Hewlett: You would think that, but it's actually the opposite. The first time the spike protein is being injected into your body, you are forming antibodies. You are also forming what we call memory cells being stimulated. So, in most cases, people have not been exposed to this particular virus or antigen, as I should say, before. And so that's why the response is really not as robust as the second time.

Marshall: Okay. So now some have reported, though, missing their second shot because they don't want to have those side effects. Even saying, one may be sufficient enough for me.

Hewlett: We are very troubled by that. I think that some of the reports have indicated, and I think there was a report in the New York Times, that indicated that up to 8% of individuals have missed their second dose. So this is troubling ...

Marshall: And that's a pretty high number.

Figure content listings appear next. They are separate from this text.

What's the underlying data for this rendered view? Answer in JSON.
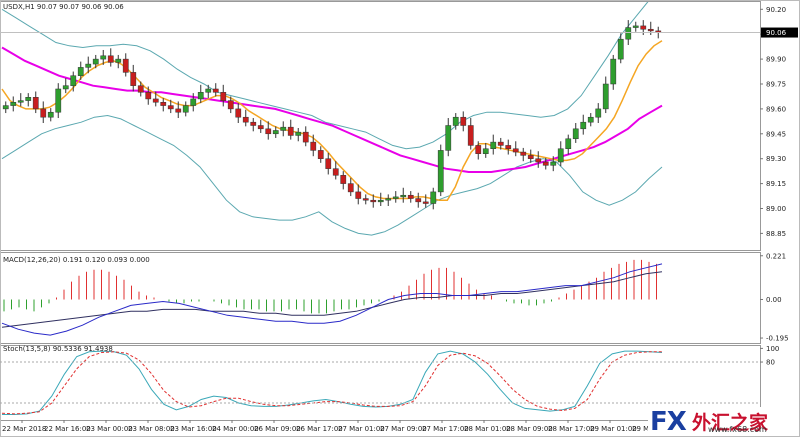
{
  "chart_data": [
    {
      "type": "candlestick",
      "title": "USDX,H1  90.07 90.07 90.06 90.06",
      "symbol": "USDX,H1",
      "ohlc_label": "90.07 90.07 90.06 90.06",
      "current_price": "90.06",
      "ylim": [
        88.75,
        90.25
      ],
      "y_ticks": [
        "90.20",
        "90.05",
        "89.90",
        "89.75",
        "89.60",
        "89.45",
        "89.30",
        "89.15",
        "89.00",
        "88.85"
      ],
      "colors": {
        "bull": "#2e9e2e",
        "bear": "#c81e1e",
        "ma_fast": "#f5a623",
        "ma_slow": "#e800e8",
        "bands": "#5ba8b0",
        "mid": "#e0e0e0"
      },
      "close": [
        89.62,
        89.64,
        89.65,
        89.67,
        89.6,
        89.55,
        89.58,
        89.72,
        89.74,
        89.8,
        89.85,
        89.87,
        89.9,
        89.92,
        89.88,
        89.9,
        89.82,
        89.74,
        89.7,
        89.66,
        89.64,
        89.62,
        89.6,
        89.58,
        89.62,
        89.66,
        89.7,
        89.72,
        89.7,
        89.65,
        89.6,
        89.55,
        89.52,
        89.5,
        89.48,
        89.45,
        89.47,
        89.49,
        89.44,
        89.46,
        89.4,
        89.35,
        89.3,
        89.24,
        89.2,
        89.15,
        89.1,
        89.06,
        89.05,
        89.04,
        89.05,
        89.06,
        89.07,
        89.08,
        89.06,
        89.04,
        89.03,
        89.1,
        89.35,
        89.5,
        89.55,
        89.5,
        89.38,
        89.33,
        89.36,
        89.4,
        89.38,
        89.36,
        89.34,
        89.32,
        89.3,
        89.28,
        89.26,
        89.28,
        89.36,
        89.42,
        89.48,
        89.52,
        89.55,
        89.6,
        89.75,
        89.9,
        90.02,
        90.09,
        90.1,
        90.08,
        90.07,
        90.06
      ],
      "ma_fast": [
        89.72,
        89.65,
        89.62,
        89.6,
        89.6,
        89.6,
        89.61,
        89.64,
        89.68,
        89.73,
        89.79,
        89.83,
        89.86,
        89.88,
        89.89,
        89.87,
        89.83,
        89.78,
        89.73,
        89.7,
        89.67,
        89.65,
        89.63,
        89.62,
        89.62,
        89.64,
        89.66,
        89.68,
        89.68,
        89.66,
        89.63,
        89.59,
        89.56,
        89.53,
        89.5,
        89.48,
        89.47,
        89.46,
        89.45,
        89.43,
        89.39,
        89.34,
        89.28,
        89.23,
        89.18,
        89.13,
        89.09,
        89.07,
        89.06,
        89.06,
        89.06,
        89.06,
        89.07,
        89.07,
        89.06,
        89.05,
        89.05,
        89.13,
        89.25,
        89.34,
        89.39,
        89.39,
        89.37,
        89.36,
        89.35,
        89.34,
        89.33,
        89.32,
        89.31,
        89.3,
        89.29,
        89.29,
        89.3,
        89.33,
        89.38,
        89.43,
        89.48,
        89.55,
        89.65,
        89.76,
        89.86,
        89.93,
        89.98,
        90.01
      ],
      "ma_slow": [
        89.97,
        89.93,
        89.89,
        89.86,
        89.83,
        89.8,
        89.78,
        89.76,
        89.74,
        89.73,
        89.72,
        89.71,
        89.71,
        89.7,
        89.7,
        89.69,
        89.68,
        89.67,
        89.66,
        89.65,
        89.64,
        89.63,
        89.62,
        89.61,
        89.6,
        89.58,
        89.56,
        89.54,
        89.52,
        89.5,
        89.47,
        89.44,
        89.41,
        89.38,
        89.35,
        89.32,
        89.3,
        89.28,
        89.26,
        89.24,
        89.23,
        89.22,
        89.22,
        89.22,
        89.23,
        89.24,
        89.25,
        89.27,
        89.29,
        89.31,
        89.33,
        89.35,
        89.37,
        89.4,
        89.44,
        89.48,
        89.54,
        89.58,
        89.62
      ],
      "upper_band": [
        90.2,
        90.15,
        90.1,
        90.05,
        90.0,
        89.98,
        89.97,
        89.98,
        89.98,
        89.99,
        89.98,
        89.95,
        89.9,
        89.84,
        89.79,
        89.75,
        89.7,
        89.68,
        89.66,
        89.64,
        89.62,
        89.6,
        89.58,
        89.56,
        89.52,
        89.5,
        89.48,
        89.46,
        89.42,
        89.38,
        89.36,
        89.37,
        89.4,
        89.45,
        89.52,
        89.56,
        89.58,
        89.58,
        89.57,
        89.56,
        89.55,
        89.56,
        89.6,
        89.68,
        89.8,
        89.92,
        90.05,
        90.15,
        90.25,
        90.3
      ],
      "lower_band": [
        89.3,
        89.35,
        89.4,
        89.45,
        89.48,
        89.5,
        89.52,
        89.55,
        89.56,
        89.54,
        89.5,
        89.46,
        89.42,
        89.38,
        89.32,
        89.25,
        89.15,
        89.05,
        88.98,
        88.95,
        88.94,
        88.93,
        88.93,
        88.95,
        88.98,
        88.92,
        88.88,
        88.85,
        88.84,
        88.86,
        88.9,
        88.95,
        89.0,
        89.05,
        89.08,
        89.1,
        89.12,
        89.15,
        89.2,
        89.25,
        89.28,
        89.3,
        89.28,
        89.2,
        89.1,
        89.05,
        89.02,
        89.05,
        89.1,
        89.18,
        89.25
      ]
    },
    {
      "type": "bar",
      "title": "MACD(12,26,20) 0.191 0.120 0.093 0.000",
      "indicator": "MACD(12,26,20)",
      "values_label": "0.191 0.120 0.093 0.000",
      "ylim": [
        -0.22,
        0.24
      ],
      "y_ticks": [
        "0.221",
        "0.00",
        "-0.195"
      ],
      "histogram": [
        -0.06,
        -0.05,
        -0.04,
        -0.05,
        -0.06,
        -0.04,
        -0.02,
        0.01,
        0.05,
        0.09,
        0.12,
        0.14,
        0.15,
        0.15,
        0.14,
        0.12,
        0.1,
        0.07,
        0.04,
        0.02,
        0.01,
        0.0,
        -0.01,
        -0.02,
        -0.02,
        -0.01,
        -0.01,
        0.0,
        -0.01,
        -0.02,
        -0.03,
        -0.04,
        -0.05,
        -0.05,
        -0.05,
        -0.06,
        -0.06,
        -0.06,
        -0.05,
        -0.05,
        -0.06,
        -0.07,
        -0.07,
        -0.07,
        -0.06,
        -0.05,
        -0.05,
        -0.04,
        -0.03,
        -0.02,
        -0.01,
        0.0,
        0.02,
        0.04,
        0.07,
        0.1,
        0.13,
        0.15,
        0.16,
        0.16,
        0.14,
        0.11,
        0.08,
        0.05,
        0.03,
        0.02,
        0.0,
        -0.01,
        -0.02,
        -0.02,
        -0.03,
        -0.03,
        -0.02,
        -0.01,
        0.01,
        0.03,
        0.05,
        0.07,
        0.09,
        0.11,
        0.14,
        0.16,
        0.18,
        0.19,
        0.2,
        0.2,
        0.19,
        0.18
      ],
      "signal": [
        -0.12,
        -0.15,
        -0.17,
        -0.18,
        -0.16,
        -0.13,
        -0.09,
        -0.06,
        -0.03,
        -0.02,
        -0.01,
        -0.02,
        -0.04,
        -0.06,
        -0.08,
        -0.09,
        -0.1,
        -0.11,
        -0.11,
        -0.12,
        -0.12,
        -0.11,
        -0.08,
        -0.04,
        0.0,
        0.02,
        0.03,
        0.03,
        0.02,
        0.02,
        0.03,
        0.04,
        0.04,
        0.05,
        0.06,
        0.07,
        0.07,
        0.09,
        0.11,
        0.14,
        0.16,
        0.18
      ],
      "main": [
        -0.14,
        -0.13,
        -0.12,
        -0.11,
        -0.1,
        -0.09,
        -0.08,
        -0.07,
        -0.06,
        -0.06,
        -0.05,
        -0.05,
        -0.05,
        -0.06,
        -0.06,
        -0.06,
        -0.07,
        -0.07,
        -0.08,
        -0.08,
        -0.08,
        -0.07,
        -0.06,
        -0.04,
        -0.02,
        0.0,
        0.01,
        0.01,
        0.02,
        0.02,
        0.02,
        0.03,
        0.03,
        0.04,
        0.05,
        0.06,
        0.07,
        0.08,
        0.09,
        0.11,
        0.13,
        0.14
      ]
    },
    {
      "type": "line",
      "title": "Stoch(13,5,8) 90.5336 91.4938",
      "indicator": "Stoch(13,5,8)",
      "values_label": "90.5336 91.4938",
      "ylim": [
        -5,
        105
      ],
      "y_ticks": [
        "100",
        "80"
      ],
      "main": [
        3,
        3,
        4,
        8,
        30,
        62,
        88,
        95,
        96,
        95,
        90,
        70,
        40,
        18,
        10,
        15,
        25,
        30,
        28,
        20,
        16,
        15,
        15,
        17,
        20,
        23,
        25,
        22,
        18,
        15,
        14,
        15,
        18,
        25,
        65,
        92,
        96,
        92,
        80,
        62,
        40,
        20,
        12,
        10,
        8,
        10,
        15,
        45,
        78,
        92,
        96,
        96,
        95,
        94
      ],
      "signal": [
        5,
        4,
        5,
        7,
        20,
        45,
        70,
        88,
        94,
        95,
        93,
        83,
        63,
        38,
        22,
        14,
        16,
        22,
        27,
        27,
        22,
        18,
        16,
        16,
        18,
        20,
        22,
        22,
        20,
        17,
        15,
        15,
        16,
        22,
        45,
        75,
        90,
        93,
        89,
        78,
        60,
        40,
        25,
        15,
        11,
        9,
        12,
        25,
        55,
        80,
        90,
        94,
        95,
        95
      ]
    }
  ],
  "x_axis": [
    "22 Mar 2018",
    "22 Mar 16:00",
    "23 Mar 00:00",
    "23 Mar 08:00",
    "23 Mar 16:00",
    "24 Mar 00:00",
    "26 Mar 09:00",
    "26 Mar 17:00",
    "27 Mar 01:00",
    "27 Mar 09:00",
    "27 Mar 17:00",
    "28 Mar 01:00",
    "28 Mar 09:00",
    "28 Mar 17:00",
    "29 Mar 01:00",
    "29 Mar 09:00"
  ],
  "logo": {
    "fx": "FX",
    "cn": "外汇之家",
    "url": "www.fx68.com"
  }
}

Hewlett: Yes, this is troubling to me as a physician and as a person in public health, because we know that the data on protection and effectiveness, when we talk about the 94% to 95% effectiveness, that that's based on people who have received two doses. And we know that for those who have received only one dose, the level of effectiveness is significantly lower. Possibly only in the less than 80% range or possibly even lower than that.

So it is troubling to us and we hope that individuals will be very vigilant about this and be serious about this and go in to get their second doses because the danger, we think, is that if there is a predominance of variants that are in the environment, it may be that they will be even at a lower rate of being protected against those variants that are out there.

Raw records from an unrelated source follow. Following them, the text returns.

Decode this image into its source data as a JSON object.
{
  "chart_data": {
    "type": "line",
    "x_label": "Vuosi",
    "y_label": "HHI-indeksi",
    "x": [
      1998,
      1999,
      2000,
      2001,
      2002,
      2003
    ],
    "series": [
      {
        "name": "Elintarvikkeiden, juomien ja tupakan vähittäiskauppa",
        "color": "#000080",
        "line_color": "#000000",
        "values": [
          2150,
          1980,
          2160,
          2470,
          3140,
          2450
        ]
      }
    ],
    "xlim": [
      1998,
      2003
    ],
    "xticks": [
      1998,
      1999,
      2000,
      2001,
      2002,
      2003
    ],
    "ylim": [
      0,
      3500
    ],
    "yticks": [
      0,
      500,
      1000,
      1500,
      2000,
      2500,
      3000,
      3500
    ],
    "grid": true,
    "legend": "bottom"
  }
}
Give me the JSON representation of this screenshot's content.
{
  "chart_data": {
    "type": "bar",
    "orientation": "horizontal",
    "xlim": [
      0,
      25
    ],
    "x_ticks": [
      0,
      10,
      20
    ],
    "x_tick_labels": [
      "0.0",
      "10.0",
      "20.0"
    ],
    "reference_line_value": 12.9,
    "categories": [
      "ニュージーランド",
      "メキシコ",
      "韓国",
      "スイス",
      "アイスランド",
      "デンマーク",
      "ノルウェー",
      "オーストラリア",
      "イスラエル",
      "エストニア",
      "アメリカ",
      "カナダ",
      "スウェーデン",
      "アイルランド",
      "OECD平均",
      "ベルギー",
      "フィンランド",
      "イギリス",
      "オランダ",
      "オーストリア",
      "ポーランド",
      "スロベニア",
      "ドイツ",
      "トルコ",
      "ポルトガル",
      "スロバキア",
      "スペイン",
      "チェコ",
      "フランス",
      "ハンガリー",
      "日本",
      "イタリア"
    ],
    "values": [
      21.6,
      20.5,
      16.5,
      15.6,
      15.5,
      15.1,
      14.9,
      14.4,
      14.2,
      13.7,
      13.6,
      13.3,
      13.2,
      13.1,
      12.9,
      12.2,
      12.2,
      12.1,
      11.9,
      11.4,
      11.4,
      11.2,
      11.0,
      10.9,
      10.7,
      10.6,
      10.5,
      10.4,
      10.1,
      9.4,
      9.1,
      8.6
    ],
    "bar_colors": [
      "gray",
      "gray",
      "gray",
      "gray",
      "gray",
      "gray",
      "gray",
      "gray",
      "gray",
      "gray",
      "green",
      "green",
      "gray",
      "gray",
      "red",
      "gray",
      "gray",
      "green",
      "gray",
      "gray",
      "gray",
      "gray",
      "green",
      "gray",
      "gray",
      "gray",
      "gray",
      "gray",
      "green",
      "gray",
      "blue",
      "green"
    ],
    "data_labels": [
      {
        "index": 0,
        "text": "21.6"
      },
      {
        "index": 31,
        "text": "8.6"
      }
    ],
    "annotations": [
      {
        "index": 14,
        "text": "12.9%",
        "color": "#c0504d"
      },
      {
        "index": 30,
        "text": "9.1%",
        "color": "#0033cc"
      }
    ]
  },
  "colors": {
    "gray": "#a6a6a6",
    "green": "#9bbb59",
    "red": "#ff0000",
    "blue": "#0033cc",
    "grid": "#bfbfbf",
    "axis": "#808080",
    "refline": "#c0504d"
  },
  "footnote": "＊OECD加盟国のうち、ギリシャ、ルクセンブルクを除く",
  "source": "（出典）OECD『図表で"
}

Marshall: So it could actually leave you more susceptible to these new variants that are coming around?

Hewlett: That is correct. Yes.

Marshall: Now, most of those effects, though, are short-term side effects. So when we look at long-term side effects, is that what would actually -- those blood clots from J&J or shingles be classified under, or are those also considered short-term side effects?

Hewlett: These are effects, or adverse events, that occur usually within a few weeks of the vaccine. So we should not mistake these for the long-term side effects that people have described associated with COVID -- the so-called long haulers. That is something that is entirely different. Most of the, I would say, I can't give you an exact percentage, but I would say it's well over 90% of the adverse reactions that are experienced after one receives the vaccine occur within the first roughly 24 to 48 hours of receiving that vaccine.

Other delayed types of responses over a period of several days to say 3 to 4 weeks, those are in the distinct minority. And so by the time you get out to the 2-month timeframe, you're very unlikely to see adverse reactions to the vaccine.